New York, NY, July 15, 1999 -- MTV Networks, a division of Viacom Inc. (NYSE:
VIA, VIA.B) and TCI Music, Inc, (NASDAQ: TUNE) announced today the completion of
the transaction under which TCI Music has acquired a 10% stake in MTV Networks
Online music ventures and MTV Online music ventures has acquired SonicNet, one
of the Internet's leading music web sites, from TCI Music. Under the
transaction, which was originally announced in May, MTV Networks also acquired
rights to THE BOX, an interactive, 24-hour all-music network.
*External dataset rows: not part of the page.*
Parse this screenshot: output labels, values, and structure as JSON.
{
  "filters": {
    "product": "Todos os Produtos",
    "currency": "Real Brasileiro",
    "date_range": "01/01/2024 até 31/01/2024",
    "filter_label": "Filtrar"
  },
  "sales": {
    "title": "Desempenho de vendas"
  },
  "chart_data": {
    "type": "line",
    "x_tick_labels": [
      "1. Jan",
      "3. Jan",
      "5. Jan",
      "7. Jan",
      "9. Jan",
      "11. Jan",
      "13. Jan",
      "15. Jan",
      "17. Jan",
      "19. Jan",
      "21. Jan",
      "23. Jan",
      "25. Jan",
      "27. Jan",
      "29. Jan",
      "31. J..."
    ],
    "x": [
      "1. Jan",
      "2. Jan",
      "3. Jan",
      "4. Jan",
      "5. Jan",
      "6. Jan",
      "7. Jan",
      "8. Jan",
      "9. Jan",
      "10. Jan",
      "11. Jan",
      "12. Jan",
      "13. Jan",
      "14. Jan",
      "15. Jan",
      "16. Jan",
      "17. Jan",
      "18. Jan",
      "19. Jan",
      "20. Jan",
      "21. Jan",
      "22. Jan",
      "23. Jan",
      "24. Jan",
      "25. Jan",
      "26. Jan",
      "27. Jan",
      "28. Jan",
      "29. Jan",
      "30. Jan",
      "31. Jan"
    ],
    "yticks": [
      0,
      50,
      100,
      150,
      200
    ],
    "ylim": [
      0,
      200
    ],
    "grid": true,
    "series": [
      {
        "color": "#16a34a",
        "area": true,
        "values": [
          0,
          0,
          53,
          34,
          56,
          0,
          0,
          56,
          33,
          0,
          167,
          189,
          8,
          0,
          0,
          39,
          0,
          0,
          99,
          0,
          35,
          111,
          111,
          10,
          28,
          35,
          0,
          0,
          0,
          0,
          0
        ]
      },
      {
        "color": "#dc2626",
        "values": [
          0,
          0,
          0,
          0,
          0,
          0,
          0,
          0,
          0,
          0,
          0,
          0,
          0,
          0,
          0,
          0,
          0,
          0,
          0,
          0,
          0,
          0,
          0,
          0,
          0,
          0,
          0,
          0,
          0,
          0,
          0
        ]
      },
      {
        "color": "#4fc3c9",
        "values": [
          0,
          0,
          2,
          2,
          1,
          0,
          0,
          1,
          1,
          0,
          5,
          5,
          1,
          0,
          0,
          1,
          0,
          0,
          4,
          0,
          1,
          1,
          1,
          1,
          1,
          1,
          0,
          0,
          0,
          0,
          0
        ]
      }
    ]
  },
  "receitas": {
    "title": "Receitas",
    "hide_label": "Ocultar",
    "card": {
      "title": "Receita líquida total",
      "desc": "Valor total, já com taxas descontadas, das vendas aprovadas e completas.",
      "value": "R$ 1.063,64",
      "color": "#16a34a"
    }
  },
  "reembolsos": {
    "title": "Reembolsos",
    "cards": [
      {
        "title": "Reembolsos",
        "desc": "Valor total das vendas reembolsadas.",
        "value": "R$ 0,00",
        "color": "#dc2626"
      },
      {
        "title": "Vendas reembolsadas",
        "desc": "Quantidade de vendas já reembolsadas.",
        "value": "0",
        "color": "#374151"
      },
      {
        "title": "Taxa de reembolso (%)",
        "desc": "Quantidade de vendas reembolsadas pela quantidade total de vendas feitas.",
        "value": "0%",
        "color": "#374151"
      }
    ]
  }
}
The transaction, which enhanced MTV Networks growing position as a leader in
Internet music content and commerce, also provides for the companies to
cooperate on the creation and launch of an interactive commerce-oriented music
channel for advanced digital set top boxes anticipated to be deployed by cable
operators beginning in late 1999. In addition, MTV Networks recently announced a
10-year comprehensive affiliation agreement with AT&T Broadband and Interactive
Services for its core services - MTV: Music Television VH1 and Nickelodeon/Nick
- - - as well as its digital services.

Viacom Inc. is one of the world's largest entertainment companies and is a
leading force in nearly every segment of the international media marketplace.
The operations of Viacom include Blockbuster, MTV Networks, Paramount Pictures,
Paramount Television, Spelling Television, Paramount Parks, Showtime Networks,
Simon Schuster, 19 television stations, and international theatrical
exhibition operations. Viacom also owns half-interests in the Comedy Central
cable channel, the UPN television broadcast network and UCI., an international
theatrical exhibition chain. National Amusements, Inc., a closely held
corporation which operates approximately 1,300 motion picture screens in the
U.S., the U.K. and South America, is the parent company of Viacom. More
information about Viacom is available at the Company's Web site located at
http://www.viacom.com .

TCI Music, Inc. is a diversified music entertainment company delivering audio
and video music services to commercial and residential consumers via satellite,
television, the internet and other methods. TCI Music Inc. is comprised of DMX,
LLC (DMX) which programs, markets and distributes the premium digital audio
music service known as Digital Music Express; prior to the transaction with MTV,
TCI Music Inc. also included The Box Worldwide, Inc. (The Box), which programs
and distributes the interactive music video television network, the Box Music
Network and Sonic Net, a leading Internet music network consisting of a group
of music websites. Under an agreement with Liberty Media Corporation (NYSE:
LMG.A and LMG.B), TCI Music has agreed to acquire all of Liberty's directly held
internet content and interactive television assets in exchange for shares of
Series B Common Stock and a new Series of Convertible Preferred Stock of TCI
Music. Following the Liberty transaction, TCI Music will change its name to
Liberty Digital, Inc. TCI Music, Inc. is traded on the Nasdaq Small Cap Market
through its Series A Common Stock under the symbol TUNE.